G'day
I'd make goldworms large creatures like earthworms. Like earthworms, they eat soil. Unlike earthworms, they also eat stone. Their teeth are very hard (carborundum? diamond?) and the power of their agnathous maws enough to bite through rocks. Their integument is very resilient, their bodies elastic and tough, and they are short on vital organs. Their guts contain strong acid, and they are capable of vomiting limited quantities of this up to soften rocks. Goldworms can tunnel through any sort of soil at appreciable speed, but for subsistence they require soil containing organic matter. They have ruined the land they live in by eating most of the soil and casting up mounds of inorganic sand and gravel. Under the surface of blowing sand and sliding gravel is a subsoil absolutely ridded with partially-collapsed worm tunnels. The whole countryside is like a rotten cheese. And the worms are now so hungry that they don't necessarily wait for animals and plants to turn into soil before trying to eat them. But this is not the great danger. The great danger is that great goldworms grow from tiny eggs almost to small to see, and that the goldworm wastes are scattered with dormant eggs. If a party were to cross the barriers of sand and rock into the goldworm waste and come out alive, their clothes would be contaminated with goldworm eggs. And if these got into the soil of another country the worms would spread bringing (after a century or two) total devastation after them.

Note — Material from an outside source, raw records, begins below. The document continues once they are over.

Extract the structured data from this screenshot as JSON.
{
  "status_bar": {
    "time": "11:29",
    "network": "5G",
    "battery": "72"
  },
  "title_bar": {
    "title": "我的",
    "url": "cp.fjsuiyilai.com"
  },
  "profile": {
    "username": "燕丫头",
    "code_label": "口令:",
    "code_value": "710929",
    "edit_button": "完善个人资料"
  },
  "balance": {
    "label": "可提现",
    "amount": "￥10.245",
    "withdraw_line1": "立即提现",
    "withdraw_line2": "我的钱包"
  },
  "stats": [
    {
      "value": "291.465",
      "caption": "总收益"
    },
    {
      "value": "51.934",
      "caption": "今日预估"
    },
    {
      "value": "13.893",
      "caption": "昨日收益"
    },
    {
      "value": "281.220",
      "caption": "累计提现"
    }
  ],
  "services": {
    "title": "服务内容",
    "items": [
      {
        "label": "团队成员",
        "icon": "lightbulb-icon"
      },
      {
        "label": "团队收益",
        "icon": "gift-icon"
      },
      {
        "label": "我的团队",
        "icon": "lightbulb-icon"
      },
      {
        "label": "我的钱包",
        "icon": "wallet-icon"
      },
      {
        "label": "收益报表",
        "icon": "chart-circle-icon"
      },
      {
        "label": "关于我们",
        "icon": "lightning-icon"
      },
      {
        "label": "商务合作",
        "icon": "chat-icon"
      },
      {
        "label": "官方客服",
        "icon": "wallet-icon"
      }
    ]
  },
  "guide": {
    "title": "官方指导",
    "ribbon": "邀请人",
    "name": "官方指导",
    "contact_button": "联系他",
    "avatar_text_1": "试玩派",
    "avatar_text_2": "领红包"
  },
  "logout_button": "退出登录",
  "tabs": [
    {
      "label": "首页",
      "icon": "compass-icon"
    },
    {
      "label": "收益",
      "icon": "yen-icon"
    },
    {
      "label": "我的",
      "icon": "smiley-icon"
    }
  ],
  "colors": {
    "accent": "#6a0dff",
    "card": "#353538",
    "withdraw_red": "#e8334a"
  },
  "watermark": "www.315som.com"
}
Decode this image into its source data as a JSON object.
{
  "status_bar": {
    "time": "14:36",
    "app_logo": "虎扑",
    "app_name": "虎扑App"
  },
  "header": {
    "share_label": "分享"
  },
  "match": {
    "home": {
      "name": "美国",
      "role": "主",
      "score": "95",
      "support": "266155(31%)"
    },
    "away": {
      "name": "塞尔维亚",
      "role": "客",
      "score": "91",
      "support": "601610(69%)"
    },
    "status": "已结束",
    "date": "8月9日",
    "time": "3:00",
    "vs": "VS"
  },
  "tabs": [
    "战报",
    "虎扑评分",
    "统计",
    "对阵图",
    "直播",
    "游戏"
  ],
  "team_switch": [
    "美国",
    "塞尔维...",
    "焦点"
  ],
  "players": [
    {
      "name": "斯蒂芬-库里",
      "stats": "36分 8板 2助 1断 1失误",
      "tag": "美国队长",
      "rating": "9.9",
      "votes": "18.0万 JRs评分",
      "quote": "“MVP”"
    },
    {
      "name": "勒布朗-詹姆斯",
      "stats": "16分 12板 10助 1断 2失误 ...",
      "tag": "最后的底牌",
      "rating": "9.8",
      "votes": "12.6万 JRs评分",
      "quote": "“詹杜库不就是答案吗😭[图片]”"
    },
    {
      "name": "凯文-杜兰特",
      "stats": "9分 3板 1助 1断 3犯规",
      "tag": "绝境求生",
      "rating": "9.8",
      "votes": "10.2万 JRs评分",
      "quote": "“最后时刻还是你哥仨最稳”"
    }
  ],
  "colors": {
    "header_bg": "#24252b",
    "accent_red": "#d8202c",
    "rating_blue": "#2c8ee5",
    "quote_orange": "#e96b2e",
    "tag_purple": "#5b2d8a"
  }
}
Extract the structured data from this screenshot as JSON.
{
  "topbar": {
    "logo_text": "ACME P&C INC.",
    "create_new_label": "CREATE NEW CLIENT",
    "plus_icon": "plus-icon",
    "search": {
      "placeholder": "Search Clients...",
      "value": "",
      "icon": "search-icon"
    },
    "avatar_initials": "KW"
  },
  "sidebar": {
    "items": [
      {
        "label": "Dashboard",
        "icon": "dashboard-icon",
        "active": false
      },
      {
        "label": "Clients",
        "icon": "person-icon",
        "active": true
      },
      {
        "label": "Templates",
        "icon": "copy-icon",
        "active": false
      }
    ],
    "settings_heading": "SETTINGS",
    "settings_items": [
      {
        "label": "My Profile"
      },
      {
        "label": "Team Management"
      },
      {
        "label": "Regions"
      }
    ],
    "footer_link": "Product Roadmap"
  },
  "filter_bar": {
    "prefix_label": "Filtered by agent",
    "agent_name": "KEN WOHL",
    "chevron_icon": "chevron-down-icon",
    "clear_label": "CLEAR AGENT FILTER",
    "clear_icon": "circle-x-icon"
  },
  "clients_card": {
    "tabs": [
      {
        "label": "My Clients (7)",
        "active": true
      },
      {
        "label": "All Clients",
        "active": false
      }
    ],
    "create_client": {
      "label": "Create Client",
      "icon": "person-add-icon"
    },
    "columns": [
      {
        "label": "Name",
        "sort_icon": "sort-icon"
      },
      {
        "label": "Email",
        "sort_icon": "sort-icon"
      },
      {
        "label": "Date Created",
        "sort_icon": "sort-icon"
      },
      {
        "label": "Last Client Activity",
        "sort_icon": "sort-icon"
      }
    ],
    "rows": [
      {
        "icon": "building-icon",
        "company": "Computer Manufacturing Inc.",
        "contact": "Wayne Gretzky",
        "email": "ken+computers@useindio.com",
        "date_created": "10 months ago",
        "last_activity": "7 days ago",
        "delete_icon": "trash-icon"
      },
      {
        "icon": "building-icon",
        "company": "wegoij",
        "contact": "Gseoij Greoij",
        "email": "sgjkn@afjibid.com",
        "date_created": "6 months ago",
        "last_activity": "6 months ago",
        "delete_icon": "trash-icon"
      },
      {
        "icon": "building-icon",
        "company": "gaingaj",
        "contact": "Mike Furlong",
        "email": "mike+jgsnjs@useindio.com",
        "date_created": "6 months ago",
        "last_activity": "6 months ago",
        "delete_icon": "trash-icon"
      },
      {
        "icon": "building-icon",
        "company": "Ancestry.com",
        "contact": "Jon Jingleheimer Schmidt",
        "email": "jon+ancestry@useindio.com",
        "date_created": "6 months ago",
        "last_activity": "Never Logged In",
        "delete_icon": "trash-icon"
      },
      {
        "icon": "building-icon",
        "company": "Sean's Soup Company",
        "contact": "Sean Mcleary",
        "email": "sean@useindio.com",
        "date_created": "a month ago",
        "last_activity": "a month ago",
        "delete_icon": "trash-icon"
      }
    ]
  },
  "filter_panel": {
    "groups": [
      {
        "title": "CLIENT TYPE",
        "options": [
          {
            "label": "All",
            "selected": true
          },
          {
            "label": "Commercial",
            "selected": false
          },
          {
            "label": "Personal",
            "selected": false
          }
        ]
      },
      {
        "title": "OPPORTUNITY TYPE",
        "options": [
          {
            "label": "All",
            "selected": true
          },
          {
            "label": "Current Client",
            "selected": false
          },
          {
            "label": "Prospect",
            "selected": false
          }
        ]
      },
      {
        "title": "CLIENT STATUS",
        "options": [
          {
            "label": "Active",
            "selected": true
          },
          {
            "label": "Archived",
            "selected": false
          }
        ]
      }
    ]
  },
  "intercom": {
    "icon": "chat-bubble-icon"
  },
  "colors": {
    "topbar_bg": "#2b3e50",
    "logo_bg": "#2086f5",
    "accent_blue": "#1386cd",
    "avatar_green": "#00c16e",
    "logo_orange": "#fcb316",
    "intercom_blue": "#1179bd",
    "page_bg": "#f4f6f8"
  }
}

The opportunity that goldworms bring with them is that their digestions do not affect inorganic matter such as gold, rubies, sapphires, and beryls (though they do digest diamonds, and their digestions destroy active metals such as copper and iron. So when they eat or tunnel through soils containing gemstones or gold they eventually cast it up on the surface (along with softer and more chemically active rocks reduced to sand and powder). The wind blows away the sand and insoluble salts, leaving gold dust, nuggets of gold, and precious stones on the tops of [some of] the mounds of worm-gravel that make up the landscape.